IEEE Publication : https://ieeexplore.ieee.org/document/10295200
Two pre-trained models, namely VGG-19 and Inception-ResNet V2 were modified to classify a Brain MRI Image as Tumor or Non Tumor.
The following dataset was collected from Kaggle: Click Here
The dataset consists of 98 images of negative class and 155 images of positive class. These images were augmented using Keras Image Data Generator. The augmented data consists of 848 images of negative class and 883 images of positive class.

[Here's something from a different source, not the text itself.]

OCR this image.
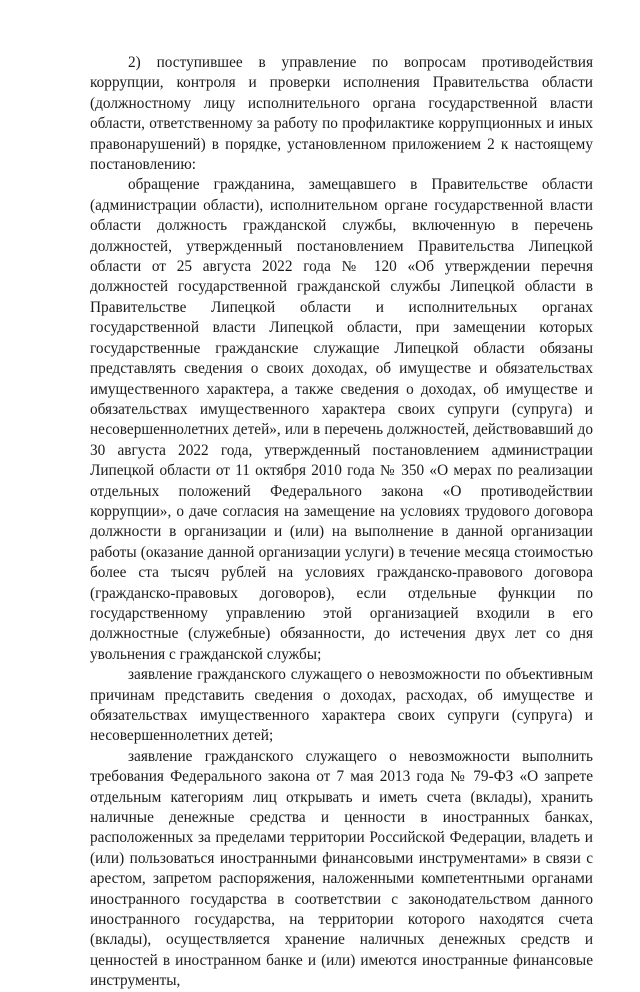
2) поступившее в управление по вопросам противодействия коррупции, контроля и проверки исполнения Правительства области (должностному лицу исполнительного органа государственной власти области, ответственному за работу по профилактике коррупционных и иных правонарушений) в порядке, установленном приложением 2 к настоящему постановлению:

обращение гражданина, замещавшего в Правительстве области (администрации области), исполнительном органе государственной власти области должность гражданской службы, включенную в перечень должностей, утвержденный постановлением Правительства Липецкой области от 25 августа 2022 года № 120 «Об утверждении перечня должностей государственной гражданской службы Липецкой области в Правительстве Липецкой области и исполнительных органах государственной власти Липецкой области, при замещении которых государственные гражданские служащие Липецкой области обязаны представлять сведения о своих доходах, об имуществе и обязательствах имущественного характера, а также сведения о доходах, об имуществе и обязательствах имущественного характера своих супруги (супруга) и несовершеннолетних детей», или в перечень должностей, действовавший до 30 августа 2022 года, утвержденный постановлением администрации Липецкой области от 11 октября 2010 года № 350 «О мерах по реализации отдельных положений Федерального закона «О противодействии коррупции», о даче согласия на замещение на условиях трудового договора должности в организации и (или) на выполнение в данной организации работы (оказание данной организации услуги) в течение месяца стоимостью более ста тысяч рублей на условиях гражданско-правового договора (гражданско-правовых договоров), если отдельные функции по государственному управлению этой организацией входили в его должностные (служебные) обязанности, до истечения двух лет со дня увольнения с гражданской службы;

заявление гражданского служащего о невозможности по объективным причинам представить сведения о доходах, расходах, об имуществе и обязательствах имущественного характера своих супруги (супруга) и несовершеннолетних детей;

заявление гражданского служащего о невозможности выполнить требования Федерального закона от 7 мая 2013 года № 79-ФЗ «О запрете отдельным категориям лиц открывать и иметь счета (вклады), хранить наличные денежные средства и ценности в иностранных банках, расположенных за пределами территории Российской Федерации, владеть и (или) пользоваться иностранными финансовыми инструментами» в связи с арестом, запретом распоряжения, наложенными компетентными органами иностранного государства в соответствии с законодательством данного иностранного государства, на территории которого находятся счета (вклады), осуществляется хранение наличных денежных средств и ценностей в иностранном банке и (или) имеются иностранные финансовые инструменты,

These were further divided into training, testing and validation as 80%, 10% and 10% respectively.
Accuracy achieved on Training Data : 99.71%
Accuracy achieved on Validation Data : 97.67%
Accuracy achieved on Testing Data : 94.86%
Accuracy achieved on Training Data : 99.28%
Accuracy achieved on Validation Data : 94.86%
Accuracy achieved on Testing Data : 97.09%
The code was executed on jupyter notebook with python 3.9.13
To install all the dependancies, run the following shell command :
pip install -r requirements.txt
To run the code of data augmentation, execute the cells in data_augmentation.ipynb
file.
To run the code to train the models, execute the cells in model_training.ipynb
file.
Inception ResNet V2 Model could not be uploaded due to high filesize.